In similar fashion, a weather forecast can be broadly right, even if one occasionally gets soaked in August. We have learned from experience that weather forecasters rarely get it completely wrong, (which may explain why we enjoy it so much when they do), so, it would be wise to recognise the limitations of CAPE and other models, to avoid a false sense of confidence in investors’ minds; focus less on the absolute return numbers and more on CAPE as a guide rather than a firm indicator of the future- the same applies to any other long-term forecasting model, as over-reliance on any one valuation input is likely to lead to disappointment; in addition, the long-term prognosis is highly path dependent for investors. For example, a 4.4% annualised 10-year return can be achieved via 10 years of +4.4%, or by a 25% drop followed by an 8.3% annual return for 9 years, or literally any other combination of performance numbers. The former may be disappointing, but the latter unacceptable. It is here that the CAPE and other models come into their own, by giving investors a sense of the risk (or likelihood) of very poor returns. If the range of potential returns is too wide, it may be prudent to narrow it, by taking on less (equity) risk.
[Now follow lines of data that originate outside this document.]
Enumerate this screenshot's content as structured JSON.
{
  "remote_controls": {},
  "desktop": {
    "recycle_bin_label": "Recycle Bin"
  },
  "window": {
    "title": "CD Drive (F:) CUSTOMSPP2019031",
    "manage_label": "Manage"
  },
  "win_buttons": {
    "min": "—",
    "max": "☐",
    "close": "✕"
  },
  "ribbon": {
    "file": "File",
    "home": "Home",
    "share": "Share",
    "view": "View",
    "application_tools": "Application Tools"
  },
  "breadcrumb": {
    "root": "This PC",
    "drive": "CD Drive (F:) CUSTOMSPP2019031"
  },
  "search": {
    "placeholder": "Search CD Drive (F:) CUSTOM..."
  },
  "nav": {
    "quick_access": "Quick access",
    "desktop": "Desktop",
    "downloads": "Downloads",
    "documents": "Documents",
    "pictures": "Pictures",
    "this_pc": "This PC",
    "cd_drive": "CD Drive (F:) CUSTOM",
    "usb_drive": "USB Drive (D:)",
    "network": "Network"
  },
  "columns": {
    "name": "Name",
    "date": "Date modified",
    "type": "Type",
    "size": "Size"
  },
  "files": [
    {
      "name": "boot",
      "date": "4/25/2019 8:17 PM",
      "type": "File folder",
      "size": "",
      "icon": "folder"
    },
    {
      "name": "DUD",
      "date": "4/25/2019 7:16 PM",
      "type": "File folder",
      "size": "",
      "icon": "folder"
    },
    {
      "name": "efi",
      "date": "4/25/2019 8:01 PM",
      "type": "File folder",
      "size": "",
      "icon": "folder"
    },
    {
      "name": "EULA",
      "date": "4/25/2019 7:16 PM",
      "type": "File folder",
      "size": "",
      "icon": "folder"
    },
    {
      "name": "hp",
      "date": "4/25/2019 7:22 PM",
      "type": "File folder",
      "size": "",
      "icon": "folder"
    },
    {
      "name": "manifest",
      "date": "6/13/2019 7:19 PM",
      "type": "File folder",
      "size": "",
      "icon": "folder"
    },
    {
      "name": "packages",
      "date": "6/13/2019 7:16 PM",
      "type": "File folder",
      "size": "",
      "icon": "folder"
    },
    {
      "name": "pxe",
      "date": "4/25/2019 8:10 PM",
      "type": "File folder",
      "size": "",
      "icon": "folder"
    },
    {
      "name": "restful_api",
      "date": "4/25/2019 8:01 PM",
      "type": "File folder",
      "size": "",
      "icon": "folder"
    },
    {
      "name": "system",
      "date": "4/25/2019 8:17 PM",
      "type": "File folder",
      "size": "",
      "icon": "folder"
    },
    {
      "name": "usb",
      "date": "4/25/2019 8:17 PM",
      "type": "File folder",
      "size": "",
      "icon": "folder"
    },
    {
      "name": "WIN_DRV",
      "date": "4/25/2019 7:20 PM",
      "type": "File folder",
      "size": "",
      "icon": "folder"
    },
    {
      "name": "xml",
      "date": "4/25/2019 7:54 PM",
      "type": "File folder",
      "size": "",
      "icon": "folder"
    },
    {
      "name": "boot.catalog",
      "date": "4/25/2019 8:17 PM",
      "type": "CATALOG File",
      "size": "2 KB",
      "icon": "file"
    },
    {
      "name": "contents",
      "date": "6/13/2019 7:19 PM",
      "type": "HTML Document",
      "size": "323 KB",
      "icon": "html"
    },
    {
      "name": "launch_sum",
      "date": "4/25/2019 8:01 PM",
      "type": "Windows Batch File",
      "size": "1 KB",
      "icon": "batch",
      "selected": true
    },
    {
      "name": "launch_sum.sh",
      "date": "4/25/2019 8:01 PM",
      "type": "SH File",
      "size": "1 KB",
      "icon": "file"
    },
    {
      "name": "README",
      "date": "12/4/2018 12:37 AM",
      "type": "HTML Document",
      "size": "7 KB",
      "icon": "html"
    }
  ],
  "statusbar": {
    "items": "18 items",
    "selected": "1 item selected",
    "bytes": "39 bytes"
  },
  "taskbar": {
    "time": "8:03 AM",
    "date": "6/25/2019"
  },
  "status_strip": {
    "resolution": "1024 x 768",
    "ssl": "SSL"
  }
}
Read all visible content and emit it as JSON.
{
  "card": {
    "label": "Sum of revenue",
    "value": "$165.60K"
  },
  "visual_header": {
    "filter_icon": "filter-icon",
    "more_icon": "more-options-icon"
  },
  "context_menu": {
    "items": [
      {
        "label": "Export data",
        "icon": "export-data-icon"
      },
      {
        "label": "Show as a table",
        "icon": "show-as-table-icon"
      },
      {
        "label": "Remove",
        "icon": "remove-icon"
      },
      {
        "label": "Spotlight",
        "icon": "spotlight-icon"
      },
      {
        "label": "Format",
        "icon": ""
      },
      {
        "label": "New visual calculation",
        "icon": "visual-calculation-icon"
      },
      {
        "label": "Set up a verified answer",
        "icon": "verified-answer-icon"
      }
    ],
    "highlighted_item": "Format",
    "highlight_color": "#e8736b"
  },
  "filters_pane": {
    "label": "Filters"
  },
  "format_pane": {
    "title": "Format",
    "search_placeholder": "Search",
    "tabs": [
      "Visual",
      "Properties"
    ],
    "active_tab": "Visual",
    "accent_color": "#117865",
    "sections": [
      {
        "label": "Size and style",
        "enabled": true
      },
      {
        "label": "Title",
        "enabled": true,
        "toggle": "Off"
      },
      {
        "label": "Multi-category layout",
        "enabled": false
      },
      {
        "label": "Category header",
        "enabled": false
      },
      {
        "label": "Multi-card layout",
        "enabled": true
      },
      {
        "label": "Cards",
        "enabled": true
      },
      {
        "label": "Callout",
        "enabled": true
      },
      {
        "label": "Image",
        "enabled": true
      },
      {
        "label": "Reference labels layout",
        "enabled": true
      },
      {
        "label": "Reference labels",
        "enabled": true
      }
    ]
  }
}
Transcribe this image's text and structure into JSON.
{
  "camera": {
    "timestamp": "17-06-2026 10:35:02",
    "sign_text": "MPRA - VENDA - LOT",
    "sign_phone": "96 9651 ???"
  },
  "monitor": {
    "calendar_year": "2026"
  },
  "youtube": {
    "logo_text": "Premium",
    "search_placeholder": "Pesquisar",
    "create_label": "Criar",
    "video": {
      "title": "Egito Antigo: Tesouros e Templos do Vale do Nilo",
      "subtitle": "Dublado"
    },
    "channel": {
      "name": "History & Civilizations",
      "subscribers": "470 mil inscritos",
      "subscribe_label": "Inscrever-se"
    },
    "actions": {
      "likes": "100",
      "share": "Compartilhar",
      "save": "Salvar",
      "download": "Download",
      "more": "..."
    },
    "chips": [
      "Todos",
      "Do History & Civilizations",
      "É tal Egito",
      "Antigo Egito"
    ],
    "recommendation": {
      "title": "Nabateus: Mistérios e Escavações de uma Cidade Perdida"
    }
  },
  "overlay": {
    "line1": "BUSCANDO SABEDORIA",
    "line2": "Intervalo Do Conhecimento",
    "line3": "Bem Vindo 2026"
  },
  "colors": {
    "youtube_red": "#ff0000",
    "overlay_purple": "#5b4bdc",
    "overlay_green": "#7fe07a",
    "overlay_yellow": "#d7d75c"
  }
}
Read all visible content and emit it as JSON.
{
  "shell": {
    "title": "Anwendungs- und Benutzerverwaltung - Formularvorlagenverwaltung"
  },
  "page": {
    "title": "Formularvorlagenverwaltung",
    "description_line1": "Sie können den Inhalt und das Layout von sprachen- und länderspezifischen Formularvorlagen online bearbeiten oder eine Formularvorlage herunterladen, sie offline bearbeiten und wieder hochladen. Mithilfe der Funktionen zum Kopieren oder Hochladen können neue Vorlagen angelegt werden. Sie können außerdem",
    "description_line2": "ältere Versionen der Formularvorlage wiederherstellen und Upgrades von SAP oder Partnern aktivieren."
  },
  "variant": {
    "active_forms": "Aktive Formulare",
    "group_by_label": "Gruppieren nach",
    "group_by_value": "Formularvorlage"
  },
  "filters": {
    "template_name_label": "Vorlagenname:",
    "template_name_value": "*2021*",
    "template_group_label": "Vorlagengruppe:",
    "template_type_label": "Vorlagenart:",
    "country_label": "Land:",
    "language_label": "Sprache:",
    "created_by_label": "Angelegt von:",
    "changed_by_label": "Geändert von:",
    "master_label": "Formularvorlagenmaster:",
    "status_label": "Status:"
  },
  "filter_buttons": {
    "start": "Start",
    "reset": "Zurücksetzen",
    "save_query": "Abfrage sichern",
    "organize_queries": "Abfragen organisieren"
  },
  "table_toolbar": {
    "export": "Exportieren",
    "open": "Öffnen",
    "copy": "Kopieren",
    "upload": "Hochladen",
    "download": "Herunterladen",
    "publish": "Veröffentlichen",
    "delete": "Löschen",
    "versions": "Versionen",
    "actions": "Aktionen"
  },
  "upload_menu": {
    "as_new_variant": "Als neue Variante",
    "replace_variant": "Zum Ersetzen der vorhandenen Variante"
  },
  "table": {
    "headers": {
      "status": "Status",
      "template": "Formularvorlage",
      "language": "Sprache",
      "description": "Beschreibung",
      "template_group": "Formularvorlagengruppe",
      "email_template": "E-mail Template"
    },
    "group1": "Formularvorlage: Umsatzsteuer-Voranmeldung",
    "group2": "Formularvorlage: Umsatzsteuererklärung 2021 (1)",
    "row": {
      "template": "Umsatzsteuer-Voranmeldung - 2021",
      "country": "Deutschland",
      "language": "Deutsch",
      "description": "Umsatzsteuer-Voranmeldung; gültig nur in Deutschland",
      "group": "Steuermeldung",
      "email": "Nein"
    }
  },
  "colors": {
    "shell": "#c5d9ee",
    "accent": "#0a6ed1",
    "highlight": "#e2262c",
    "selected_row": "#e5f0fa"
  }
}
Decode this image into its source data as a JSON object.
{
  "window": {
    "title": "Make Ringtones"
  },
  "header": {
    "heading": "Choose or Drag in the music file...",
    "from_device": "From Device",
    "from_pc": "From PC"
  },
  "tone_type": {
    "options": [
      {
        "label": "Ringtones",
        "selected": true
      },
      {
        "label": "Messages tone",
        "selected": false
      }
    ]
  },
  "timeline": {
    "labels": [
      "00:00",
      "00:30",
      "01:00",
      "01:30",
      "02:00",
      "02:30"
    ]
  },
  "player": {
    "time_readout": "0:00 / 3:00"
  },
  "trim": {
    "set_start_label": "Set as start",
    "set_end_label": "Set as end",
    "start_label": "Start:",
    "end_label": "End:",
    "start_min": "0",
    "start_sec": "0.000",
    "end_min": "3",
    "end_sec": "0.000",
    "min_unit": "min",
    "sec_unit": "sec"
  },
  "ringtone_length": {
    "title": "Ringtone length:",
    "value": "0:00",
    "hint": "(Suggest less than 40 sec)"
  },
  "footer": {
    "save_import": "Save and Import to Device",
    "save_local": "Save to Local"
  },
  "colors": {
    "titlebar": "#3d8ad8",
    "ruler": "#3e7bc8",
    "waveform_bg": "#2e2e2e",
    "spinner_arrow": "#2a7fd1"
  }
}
 Consider a cyclical firm with earnings of £2 and a share price of £20, giving it a price to earnings ratio of 10 (20/2 = 10). The problem comes at cycle turning points (I.e. the end of recessions or the end of booms). At the low point, earnings may be only £1 and a price of £10, giving it the same p/e of 10, whilst at the top, earnings may be £4 (price £20) for a p/e ratio of 5. The former may well in fact be cheap (and in the latter case expensive) despite the raw numbers indicating otherwise, due to the fact that earnings are about to grow/decline sharply, giving a misleading impression of the valuation of the firm on a raw p/e basis alone. In sum, p/e’s look worst (most expensive) when earnings have been crushed by recession and best when earnings are flattered by a boom, creating the potential for an investor to buy high and sell low using this naïve valuation model.